Modernitenin “ilerleme” anlayışı içinde değerlendirildiği takdirde yeni bir olgu olmayan ve bir “süreklilik” ifade eden küreselleşme, birçok bakımdan da geçmişten bir “kopma”yı ya da “kırılma”yı ifade etmektedir. Kürselleşmenin geçmiş anlayışlardan farklılıklarını ve yeni olan özelliklerini dört başlık altında toplayabiliriz. Finansal piyasalar, küresel olarak birbirine bağlanmış ve günde 24 saat işlem yapmaktadır. Castels’in de belirttiği şekilde, küresel düzeyde, milyarlarca dolar değerindeki işlemler, elektronik devreler vasıtasıyla saniyelerle gerçekleştirilmektedir.

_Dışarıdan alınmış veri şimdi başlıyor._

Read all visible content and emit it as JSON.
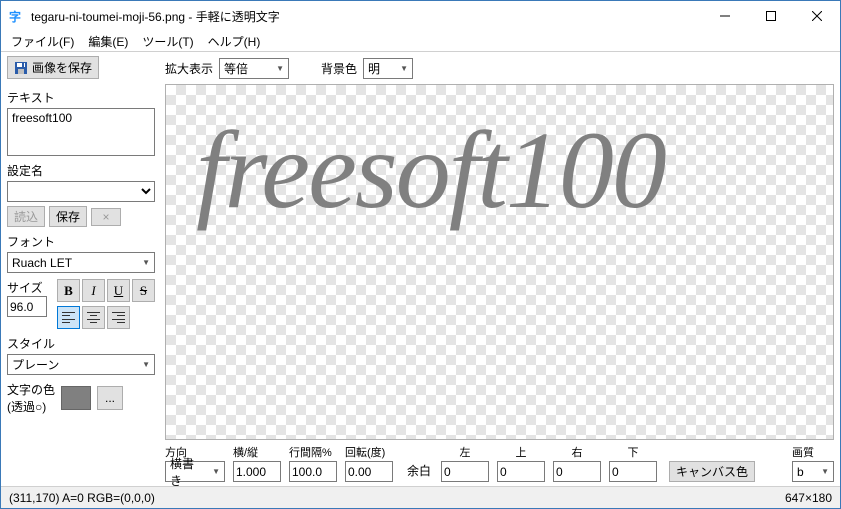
{
  "window": {
    "title": "tegaru-ni-toumei-moji-56.png - 手軽に透明文字"
  },
  "menu": {
    "file": "ファイル(F)",
    "edit": "編集(E)",
    "tool": "ツール(T)",
    "help": "ヘルプ(H)"
  },
  "sidebar": {
    "save_image": "画像を保存",
    "text_label": "テキスト",
    "text_value": "freesoft100",
    "setting_label": "設定名",
    "setting_value": "",
    "load": "読込",
    "save": "保存",
    "clear": "×",
    "font_label": "フォント",
    "font_value": "Ruach LET",
    "size_label": "サイズ",
    "size_value": "96.0",
    "bold": "B",
    "italic": "I",
    "underline": "U",
    "strike": "S",
    "style_label": "スタイル",
    "style_value": "プレーン",
    "color_label_1": "文字の色",
    "color_label_2": "(透過○)",
    "color_value": "#808080",
    "ellipsis": "..."
  },
  "toolbar": {
    "zoom_label": "拡大表示",
    "zoom_value": "等倍",
    "bg_label": "背景色",
    "bg_value": "明"
  },
  "canvas": {
    "text": "freesoft100"
  },
  "bottom": {
    "direction_label": "方向",
    "direction_value": "横書き",
    "ratio_label": "横/縦",
    "ratio_value": "1.000",
    "spacing_label": "行間隔%",
    "spacing_value": "100.0",
    "rotation_label": "回転(度)",
    "rotation_value": "0.00",
    "margin_label": "余白",
    "left_label": "左",
    "left_value": "0",
    "top_label": "上",
    "top_value": "0",
    "right_label": "右",
    "right_value": "0",
    "bottom_label": "下",
    "bottom_value": "0",
    "canvas_color": "キャンバス色",
    "quality_label": "画質",
    "quality_value": "b"
  },
  "status": {
    "left": "(311,170) A=0 RGB=(0,0,0)",
    "right": "647×180"
  }
}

Birleşmiş Milletler, İnsani Gelişme Raporuna göre ise, dünya finansal piyasalarında her gün trilyonlarca dolar el değiştirmektedir. Küresel düzeyde bütünleşmiş finansal piyasalar tarihte ilk defa gerçekleşmektedir. Ayrıca, hizmetler, bankacılık sigorta ve taşımacılık alanlarında yeni piyasalar ortaya çıkmakta ve piyasalar anti-tröst kanunlarıyla yeniden düzenlenmektedir.
Ulusal politikaların alanını daraltarak ulusal hükümetleri daha çok bağlayan ve güçlü yaptırım mekanizmalarıyla desteklenmiş, ticaret, hizmetler ve fikri haklar üzerindeki çok taraflı antlaşmalar gündeme gelmiş ve demokrasi, insan hakları konusunda yeni hassasiyetler ortaya çıkmıştır. Küresel ekonomi, şüphecilerin söylediklerinin aksine, daha önce benzeri görülmemiş emsalsiz bir fenomendir. Bunun ekonomik enternasyonalizmle karıştırılmaması gerekir. Uluslararası ticaret, doğrudan yabancı yatırımlar ve göçe dayanan bir dünya ekonomisi 16. yüzyıldan beri vardır. Ancak, dünya ekonomisi anlayışının motor gücü, ulus devletlerdir. Oysa global ekonomi yeryüzü düzeyinde, yeni aktörlerle, gerçek zamanda bir birim olarak çalışma kapasitesini ifade etmektedir.